For a multiple NCA, first the bivariate analyses is made for each condition separately, because a necessary condition operates independently from the rest of the causal structure. Hence steps 1-6 are repeated for Risk taking. It turns out, when using the NCA Software or NCA Calculator, that Risk taking is also necessary for Innovation performance with effect size 0.282, which can be considered as a medium effect size.
A multiple NCA with two necessary conditions is a necessary AND configuration, which can be represented by a ceiling surface.

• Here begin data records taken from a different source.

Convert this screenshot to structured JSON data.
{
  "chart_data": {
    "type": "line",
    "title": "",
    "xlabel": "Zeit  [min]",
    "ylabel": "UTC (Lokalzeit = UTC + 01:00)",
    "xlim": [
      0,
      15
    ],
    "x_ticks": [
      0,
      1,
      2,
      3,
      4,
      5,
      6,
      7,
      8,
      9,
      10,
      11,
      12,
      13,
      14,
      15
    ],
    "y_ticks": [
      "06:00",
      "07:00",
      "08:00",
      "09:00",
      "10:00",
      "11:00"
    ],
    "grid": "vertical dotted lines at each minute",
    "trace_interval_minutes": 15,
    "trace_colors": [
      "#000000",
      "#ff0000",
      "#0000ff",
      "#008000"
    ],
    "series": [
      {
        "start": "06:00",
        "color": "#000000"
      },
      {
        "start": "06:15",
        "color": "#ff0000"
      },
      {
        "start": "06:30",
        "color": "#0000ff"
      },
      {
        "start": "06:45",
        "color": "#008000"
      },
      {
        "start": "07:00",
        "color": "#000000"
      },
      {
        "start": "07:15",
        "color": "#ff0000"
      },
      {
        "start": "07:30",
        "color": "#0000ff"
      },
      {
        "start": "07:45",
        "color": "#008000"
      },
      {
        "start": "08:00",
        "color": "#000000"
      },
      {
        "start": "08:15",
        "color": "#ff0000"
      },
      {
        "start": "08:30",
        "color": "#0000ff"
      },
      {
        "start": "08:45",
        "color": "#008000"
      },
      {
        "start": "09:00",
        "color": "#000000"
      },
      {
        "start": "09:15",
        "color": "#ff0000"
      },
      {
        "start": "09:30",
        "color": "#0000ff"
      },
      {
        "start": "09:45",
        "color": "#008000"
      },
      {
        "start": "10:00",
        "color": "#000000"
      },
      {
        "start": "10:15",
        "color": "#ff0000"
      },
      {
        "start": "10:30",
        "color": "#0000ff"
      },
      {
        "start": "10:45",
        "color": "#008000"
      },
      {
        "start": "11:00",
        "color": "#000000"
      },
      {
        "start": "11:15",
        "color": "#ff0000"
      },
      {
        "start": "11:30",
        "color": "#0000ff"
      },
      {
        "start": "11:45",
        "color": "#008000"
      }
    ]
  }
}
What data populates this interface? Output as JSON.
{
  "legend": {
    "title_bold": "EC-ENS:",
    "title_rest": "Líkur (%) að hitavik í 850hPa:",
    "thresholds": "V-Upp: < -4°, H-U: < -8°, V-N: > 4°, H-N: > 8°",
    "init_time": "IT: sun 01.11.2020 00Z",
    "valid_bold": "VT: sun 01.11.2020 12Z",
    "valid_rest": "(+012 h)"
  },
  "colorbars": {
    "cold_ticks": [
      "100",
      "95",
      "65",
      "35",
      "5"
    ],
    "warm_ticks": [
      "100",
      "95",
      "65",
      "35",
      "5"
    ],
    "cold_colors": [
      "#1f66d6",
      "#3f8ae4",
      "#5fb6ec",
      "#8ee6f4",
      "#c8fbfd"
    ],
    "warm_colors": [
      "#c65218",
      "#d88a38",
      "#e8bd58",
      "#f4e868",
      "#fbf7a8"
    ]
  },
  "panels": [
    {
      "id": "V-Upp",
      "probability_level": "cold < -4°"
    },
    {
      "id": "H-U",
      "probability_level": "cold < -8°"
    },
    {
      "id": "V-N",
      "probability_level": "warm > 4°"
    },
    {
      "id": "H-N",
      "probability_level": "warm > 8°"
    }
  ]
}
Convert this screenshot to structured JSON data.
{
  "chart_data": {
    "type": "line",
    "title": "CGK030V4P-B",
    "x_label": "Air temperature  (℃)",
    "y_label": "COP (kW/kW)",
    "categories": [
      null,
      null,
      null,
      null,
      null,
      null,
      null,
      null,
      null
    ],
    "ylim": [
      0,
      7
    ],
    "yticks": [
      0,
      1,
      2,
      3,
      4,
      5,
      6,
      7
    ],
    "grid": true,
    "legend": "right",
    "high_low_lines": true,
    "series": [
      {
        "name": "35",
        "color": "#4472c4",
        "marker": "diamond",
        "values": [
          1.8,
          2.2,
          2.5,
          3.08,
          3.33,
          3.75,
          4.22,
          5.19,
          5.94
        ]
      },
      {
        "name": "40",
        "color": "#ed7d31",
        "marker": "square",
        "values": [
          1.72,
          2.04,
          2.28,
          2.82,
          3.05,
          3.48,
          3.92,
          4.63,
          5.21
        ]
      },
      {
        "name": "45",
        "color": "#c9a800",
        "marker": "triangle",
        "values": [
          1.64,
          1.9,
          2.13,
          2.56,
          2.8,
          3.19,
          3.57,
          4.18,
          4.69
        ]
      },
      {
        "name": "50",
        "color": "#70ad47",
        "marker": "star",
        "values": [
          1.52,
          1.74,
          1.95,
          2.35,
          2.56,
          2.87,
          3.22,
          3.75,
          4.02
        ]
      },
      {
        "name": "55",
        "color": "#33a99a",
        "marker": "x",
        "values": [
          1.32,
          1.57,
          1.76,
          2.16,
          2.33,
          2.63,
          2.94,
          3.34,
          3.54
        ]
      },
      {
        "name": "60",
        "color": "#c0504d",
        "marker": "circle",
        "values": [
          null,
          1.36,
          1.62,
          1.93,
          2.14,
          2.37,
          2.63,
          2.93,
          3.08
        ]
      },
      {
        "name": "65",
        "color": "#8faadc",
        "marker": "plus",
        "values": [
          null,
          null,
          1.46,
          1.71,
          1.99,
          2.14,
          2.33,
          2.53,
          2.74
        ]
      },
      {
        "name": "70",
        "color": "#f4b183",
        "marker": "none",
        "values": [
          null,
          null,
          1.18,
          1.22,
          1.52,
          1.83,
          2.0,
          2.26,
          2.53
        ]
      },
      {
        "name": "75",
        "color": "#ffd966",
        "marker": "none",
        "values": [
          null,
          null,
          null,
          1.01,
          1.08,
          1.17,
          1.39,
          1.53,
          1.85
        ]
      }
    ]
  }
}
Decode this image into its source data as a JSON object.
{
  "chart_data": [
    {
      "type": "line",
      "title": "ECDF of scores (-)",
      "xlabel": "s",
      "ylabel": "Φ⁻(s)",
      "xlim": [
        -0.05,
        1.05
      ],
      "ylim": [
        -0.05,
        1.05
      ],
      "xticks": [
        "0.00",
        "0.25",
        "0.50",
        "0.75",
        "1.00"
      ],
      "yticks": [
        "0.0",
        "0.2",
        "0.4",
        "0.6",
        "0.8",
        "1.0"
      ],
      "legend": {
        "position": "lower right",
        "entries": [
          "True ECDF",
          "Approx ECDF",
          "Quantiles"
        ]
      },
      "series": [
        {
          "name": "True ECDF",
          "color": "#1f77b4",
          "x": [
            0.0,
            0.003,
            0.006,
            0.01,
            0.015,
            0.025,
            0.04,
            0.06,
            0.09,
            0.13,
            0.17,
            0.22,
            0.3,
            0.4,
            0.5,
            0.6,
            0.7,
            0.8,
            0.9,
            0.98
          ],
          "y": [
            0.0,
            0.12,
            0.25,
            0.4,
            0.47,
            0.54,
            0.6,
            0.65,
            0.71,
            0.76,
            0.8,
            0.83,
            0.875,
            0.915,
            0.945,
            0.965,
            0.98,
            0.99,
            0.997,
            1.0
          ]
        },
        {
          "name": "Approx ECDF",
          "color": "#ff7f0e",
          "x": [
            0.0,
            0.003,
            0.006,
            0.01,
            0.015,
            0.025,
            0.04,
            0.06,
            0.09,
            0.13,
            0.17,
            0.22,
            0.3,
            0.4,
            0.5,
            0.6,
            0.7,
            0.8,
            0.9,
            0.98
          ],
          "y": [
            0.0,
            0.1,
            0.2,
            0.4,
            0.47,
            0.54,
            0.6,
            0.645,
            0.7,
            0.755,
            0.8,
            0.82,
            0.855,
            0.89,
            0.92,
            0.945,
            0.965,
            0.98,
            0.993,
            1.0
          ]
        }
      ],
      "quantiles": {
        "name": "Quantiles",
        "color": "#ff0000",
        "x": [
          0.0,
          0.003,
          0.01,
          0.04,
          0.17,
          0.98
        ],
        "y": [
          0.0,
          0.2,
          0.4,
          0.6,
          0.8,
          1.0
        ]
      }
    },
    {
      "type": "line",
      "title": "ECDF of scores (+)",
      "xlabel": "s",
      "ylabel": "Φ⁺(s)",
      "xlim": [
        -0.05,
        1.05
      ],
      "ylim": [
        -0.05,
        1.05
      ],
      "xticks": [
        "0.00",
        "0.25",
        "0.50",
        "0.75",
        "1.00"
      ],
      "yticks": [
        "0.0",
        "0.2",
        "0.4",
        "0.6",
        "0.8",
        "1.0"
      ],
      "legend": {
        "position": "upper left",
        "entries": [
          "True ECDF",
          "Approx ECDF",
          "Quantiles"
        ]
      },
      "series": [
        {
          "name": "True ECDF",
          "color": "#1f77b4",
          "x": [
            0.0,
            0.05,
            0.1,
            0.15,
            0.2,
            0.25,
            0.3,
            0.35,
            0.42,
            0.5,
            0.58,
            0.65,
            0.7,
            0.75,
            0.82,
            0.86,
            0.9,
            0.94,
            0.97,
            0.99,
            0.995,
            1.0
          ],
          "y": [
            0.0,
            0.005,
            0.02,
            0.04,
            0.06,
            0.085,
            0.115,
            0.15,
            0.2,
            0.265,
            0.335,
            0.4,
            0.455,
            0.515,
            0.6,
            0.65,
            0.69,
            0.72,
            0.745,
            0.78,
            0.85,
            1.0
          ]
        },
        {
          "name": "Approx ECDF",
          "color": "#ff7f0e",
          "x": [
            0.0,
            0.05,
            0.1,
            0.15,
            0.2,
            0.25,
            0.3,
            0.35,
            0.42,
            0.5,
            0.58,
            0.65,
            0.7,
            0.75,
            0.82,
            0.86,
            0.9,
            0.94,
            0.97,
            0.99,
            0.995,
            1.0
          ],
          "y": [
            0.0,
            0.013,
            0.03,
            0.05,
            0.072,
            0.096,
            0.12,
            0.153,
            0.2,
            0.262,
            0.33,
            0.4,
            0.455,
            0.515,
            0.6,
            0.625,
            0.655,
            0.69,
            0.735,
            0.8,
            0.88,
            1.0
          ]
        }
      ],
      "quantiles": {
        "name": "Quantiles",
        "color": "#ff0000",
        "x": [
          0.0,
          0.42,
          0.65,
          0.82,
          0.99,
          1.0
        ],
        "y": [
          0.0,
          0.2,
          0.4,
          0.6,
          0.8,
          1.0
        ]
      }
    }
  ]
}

For the interpretation of the multiple NCA the bottleneck table can be helpful. The bottleneck table is a tabular representation of the ceiling lines of one or multiple necessary conditions. It shows the required necessary level of the conditions (X1=Individualism, X2=Risk taking) for a given level of the outcome (Y=Innovation performance), see below.
Y X1 X2
0 NN NN
10 NN NN
20 NN NN
30 NN 8.0
40 11.0 17.1
50 24.1 26.2
60 37.2 35.2
70 50.3 44.3
80 63.4 53.4
90 76.5 62.4
100 89.6 71.5
The level of the conditions and outcome are expressed as percentage of the range: 0 is the minimum observed value, 100 is the maximum observed value, and 50 is the value in between these two values. The bottleneck table for the example shows that for a level of the outcome Y=20 no minimum value of Individualism (X1), and no minimum value of Risk taking (X2) are required for that ourcome to occur (NN= Not Necessary). However, for Y=30, a minimum value of 8.0 is required for Risk taking, and for Y=40 a minimum value of 11.0 is required for Individualism, and a minimum value of 17.1 is required for Risk taking. For Y=100 (maximum Innovation performance), a minimum value of 89.6 for Individualism, and of 71.5 for Risk taking are required. If in practice one of these minimum levels is not achieved, the outcome Y=100 will not occur. Hence, each condition can be a bottleneck.